Bakan Uraloğlu, Avrasya’daki ulaşım koridorlarının sürdürülebilir ve rekabetçi olabilmesi için bölgesel işbirliği ve çok taraflı anlaşmaların hayati önem taşıdığını dile getirerek, “Birleşmiş Milletler, Avrupa Birliği ve Şanghay İşbirliği Örgütü gibi platformlarda geliştirilen çerçeve anlaşmalar, sınır geçişlerinin kolaylaştırılması, gümrük işlemlerinin dijitalleştirilmesi ve standartların uyumlaştırılması açısından büyük katkı sağlamaktadır. Türkiye, bu süreçlerde aktif rol almakta ve dijitalleşme, yeşil lojistik ve sürdürülebilir taşımacılık konularında öncü girişimlerde bulunmaktadır.” dedi.
Bununla birlikte altyapı eksiklikleri, kapasite kısıtları, uzun prosedürler ve jeopolitik riskler gibi var olan bazı zorlukların koridorların tam potansiyeline ulaşmasını engellediğine dikkati çeken Uraloğlu, “Kazakistan ile ikili ulaştırma işbirliğimiz, bu anlamda çok kıymetli bir örnektir.

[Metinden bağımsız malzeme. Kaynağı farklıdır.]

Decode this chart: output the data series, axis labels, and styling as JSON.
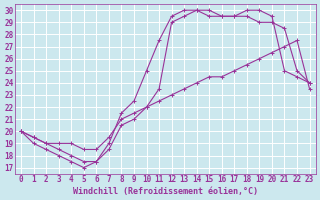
{
  "background_color": "#cce8ee",
  "grid_color": "#ffffff",
  "line_color": "#993399",
  "xlabel": "Windchill (Refroidissement éolien,°C)",
  "xlim": [
    -0.5,
    23.5
  ],
  "ylim": [
    16.5,
    30.5
  ],
  "xticks": [
    0,
    1,
    2,
    3,
    4,
    5,
    6,
    7,
    8,
    9,
    10,
    11,
    12,
    13,
    14,
    15,
    16,
    17,
    18,
    19,
    20,
    21,
    22,
    23
  ],
  "yticks": [
    17,
    18,
    19,
    20,
    21,
    22,
    23,
    24,
    25,
    26,
    27,
    28,
    29,
    30
  ],
  "line1_x": [
    0,
    1,
    2,
    3,
    4,
    5,
    6,
    7,
    8,
    9,
    10,
    11,
    12,
    13,
    14,
    15,
    16,
    17,
    18,
    19,
    20,
    21,
    22,
    23
  ],
  "line1_y": [
    20.0,
    19.5,
    19.0,
    19.0,
    19.0,
    18.5,
    18.5,
    19.5,
    21.0,
    21.5,
    22.0,
    22.5,
    23.0,
    23.5,
    24.0,
    24.5,
    24.5,
    25.0,
    25.5,
    26.0,
    26.5,
    27.0,
    27.5,
    23.5
  ],
  "line2_x": [
    0,
    1,
    2,
    3,
    4,
    5,
    6,
    7,
    8,
    9,
    10,
    11,
    12,
    13,
    14,
    15,
    16,
    17,
    18,
    19,
    20,
    21,
    22,
    23
  ],
  "line2_y": [
    20.0,
    19.5,
    19.0,
    18.5,
    18.0,
    17.5,
    17.5,
    18.5,
    20.5,
    21.0,
    22.0,
    23.5,
    29.0,
    29.5,
    30.0,
    30.0,
    29.5,
    29.5,
    29.5,
    29.0,
    29.0,
    28.5,
    25.0,
    24.0
  ],
  "line3_x": [
    0,
    1,
    2,
    3,
    4,
    5,
    6,
    7,
    8,
    9,
    10,
    11,
    12,
    13,
    14,
    15,
    16,
    17,
    18,
    19,
    20,
    21,
    22,
    23
  ],
  "line3_y": [
    20.0,
    19.0,
    18.5,
    18.0,
    17.5,
    17.0,
    17.5,
    19.0,
    21.5,
    22.5,
    25.0,
    27.5,
    29.5,
    30.0,
    30.0,
    29.5,
    29.5,
    29.5,
    30.0,
    30.0,
    29.5,
    25.0,
    24.5,
    24.0
  ],
  "font_color": "#993399",
  "tick_fontsize": 5.5,
  "xlabel_fontsize": 6.0
}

Gerek demiryolu gerek karayolu gerekse lojistik merkezler konusundaki ortak çalışmalarımızı daha da ileriye taşımaya kararlıyız.” diye konuştu.
Abdülkadir Uraloğlu, Avrasya’nın kalbinde atılan her adımın sadece bölgeyi değil aynı zamanda küresel ticareti de etkilediğine inandıklarını dile getirerek “’Büyük Avrasya’ vizyonu, aslında sadece bir ulaşım meselesi değil, halklarımızın refahını artıracak, barışı ve işbirliğini güçlendirecek bir stratejik vizyondur. Türkiye olarak bu vizyonun güçlü bir parçası olmaya devam edeceğiz.” ifadelerini kullandı.
Bakan Uraloğlu, alternatif güzergâhların geliştirilmesinin sadece ekonomik değil, stratejik bir zorunluluk olduğunu ve rekabetçi yaklaşım yerine gerçek bir sinerjiyle hareket edilmesi gerektiğini sözlerine ekledi.
Oturumda, Bakan Uraloğlu’nun yanı sıra Kazakistan Ulaştırma Bakanı Nurlan Sauranbayev, Özbekistan Ulaştırma Bakanı İlham Mahkamov, Belarus Ulaştırma ve Haberleşme Bakanı Aleksey Lyahnoviç ve Pakistan İletişim Bakanı Abdul Alim Han konuşmacı olarak yer aldı.